Kenniskaarten zijn een voorbeeld van producten die in de kennisinfrastructuur rondom basisvaardigheden worden ontwikkeld en aangeboden. Deze, en andere kennisproducten zijn te vinden bij diverse partijen met relevante expertise, en vanuit de menukaart wordt daarnaar verwezen.

De leden vragen of al deze begrippen verwarring kunnen veroorzaken en of scholen deze verwarring misschien ook ervaren.

Feit is dat kennis, onderzoek en inspiratie voor effectief onderwijs redelijk versnipperd aanwezig is bij verschillende partijen. Ik wil dat dit veel meer gebundeld wordt en met een gemeenschappelijke taal beschikbaar wordt gemaakt voor scholen, en zet hier gestaag stappen in. Dat is inherent is aan de fase waar we nu in zitten – en dat we dit komende tijd geleidelijk aan kunnen oplossen.

De leden vragen of er niet te veel extra administratie en werk komt kijken bij de uitvoering van de subsidieregeling basisvaardigheden, mede in combinatie met het Nationaal Programma Onderwijs dat ook nog loopt.

Ik heb hierin geprobeerd om een balans te vinden tussen lage lasten voor scholen bij de aanvraag enerzijds (zie het antwoord op de leden van de PvdA-fractie) en het borgen van kwalitatief goede plannen. Elke school maakt op basis van de menukaart een activiteitenplan dat zij met de MR bespreken. Dit zie ik als noodzakelijk om een wetenschappelijk onderbouwde aanpak te garanderen wat gedragen wordt in de hele school. Hierbij voel ik mij gesteund door uw Kamer en de Algemene Rekenkamer, die mij in het kader van het Nationaal Programma Onderwijs hebben gevraagd om zorg te dragen voor meer zicht waar het geld naar toe gaat en dat dit beter wordt verantwoord. Bij de uitvoering zullen praktische formats worden opgesteld om de lasten van scholen te verlichten. Ook ondersteunen de basisteams hun scholen in het opstellen en verantwoorden van het activiteitenplan.

De leden vragen uit wie de basisteams zullen bestaan die naar scholen gaan en of dat leraren zijn of ander onderwijspersoneel is. De leden vragen zich ook af waar dit personeel vandaan komt en of hiervoor commerciële bureaus hiervoor worden ingezet.
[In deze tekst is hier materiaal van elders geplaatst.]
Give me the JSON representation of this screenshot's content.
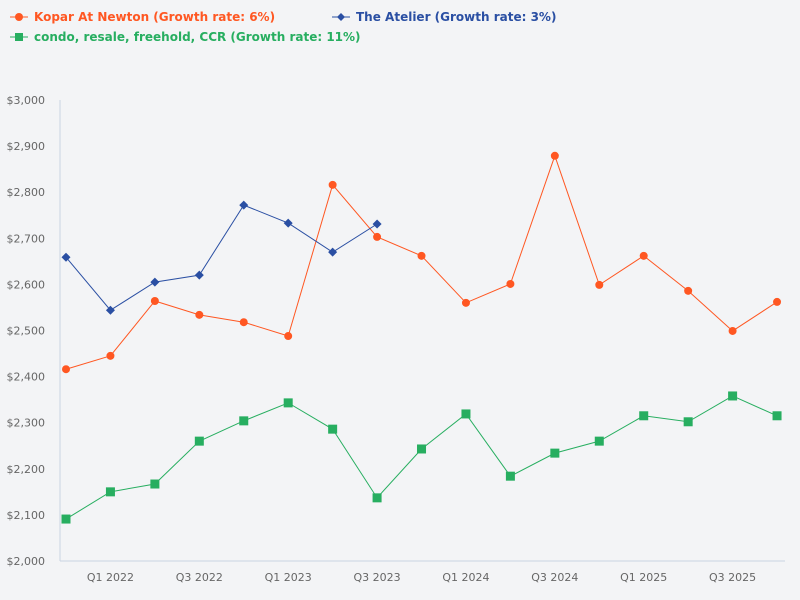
{
  "chart_data": {
    "type": "line",
    "title": "",
    "xlabel": "",
    "ylabel": "",
    "ylim": [
      2000,
      3000
    ],
    "y_ticks": [
      "$2,000",
      "$2,100",
      "$2,200",
      "$2,300",
      "$2,400",
      "$2,500",
      "$2,600",
      "$2,700",
      "$2,800",
      "$2,900",
      "$3,000"
    ],
    "x_tick_labels": [
      "Q1 2022",
      "Q3 2022",
      "Q1 2023",
      "Q3 2023",
      "Q1 2024",
      "Q3 2024",
      "Q1 2025",
      "Q3 2025"
    ],
    "x_period": "quarterly",
    "grid": false,
    "legend_placement": "top-left",
    "series": [
      {
        "name": "Kopar At Newton (Growth rate: 6%)",
        "color": "#ff5722",
        "marker": "circle",
        "values": [
          2416,
          2445,
          2564,
          2534,
          2518,
          2488,
          2816,
          2703,
          2662,
          2560,
          2601,
          2879,
          2599,
          2662,
          2586,
          2499,
          2562
        ]
      },
      {
        "name": "The Atelier (Growth rate: 3%)",
        "color": "#2a4fa3",
        "marker": "diamond",
        "values": [
          2659,
          2544,
          2605,
          2620,
          2772,
          2733,
          2670,
          2731
        ]
      },
      {
        "name": "condo, resale, freehold, CCR (Growth rate: 11%)",
        "color": "#27ae60",
        "marker": "square",
        "values": [
          2091,
          2150,
          2167,
          2260,
          2304,
          2343,
          2286,
          2137,
          2243,
          2319,
          2184,
          2234,
          2260,
          2315,
          2302,
          2358,
          2315
        ]
      }
    ]
  }
}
Daarnaast vragen de leden of dit geen onderwijspersoneel wegtrekt uit het onderwijs.

Zie antwoord op de vragen van de leden van de SP-fractie over de basisteams.

De leden vragen om een verdere toelichting op de alinea «schoolbrede ontwikkeling» uit de brief, omdat het de leden onduidelijk is wat hier beschreven wordt.
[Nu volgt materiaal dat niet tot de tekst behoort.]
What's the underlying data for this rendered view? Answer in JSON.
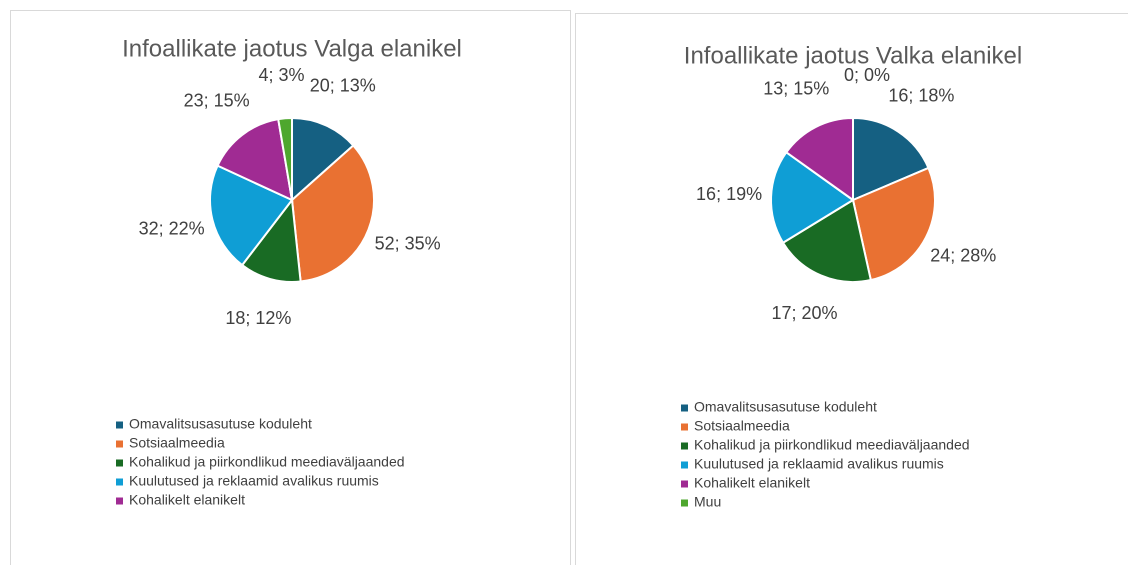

Wat ik belangrijk vind is dat het verbeteren van de basisvaardigheden plaatsvindt in het gehele funderend onderwijs en dat het plan voor verbetering hiervoor wordt gedragen door de hele school en daarmee betrokkenheid van ouders, leerlingen en personeel wordt versterkt. De middelen die scholen uit de eerste ronde ontvangen zijn dan ook afdoende voor een aanpak van basisvaardigheden voor de hele school en niet enkel voor een beperkte groep leerlingen.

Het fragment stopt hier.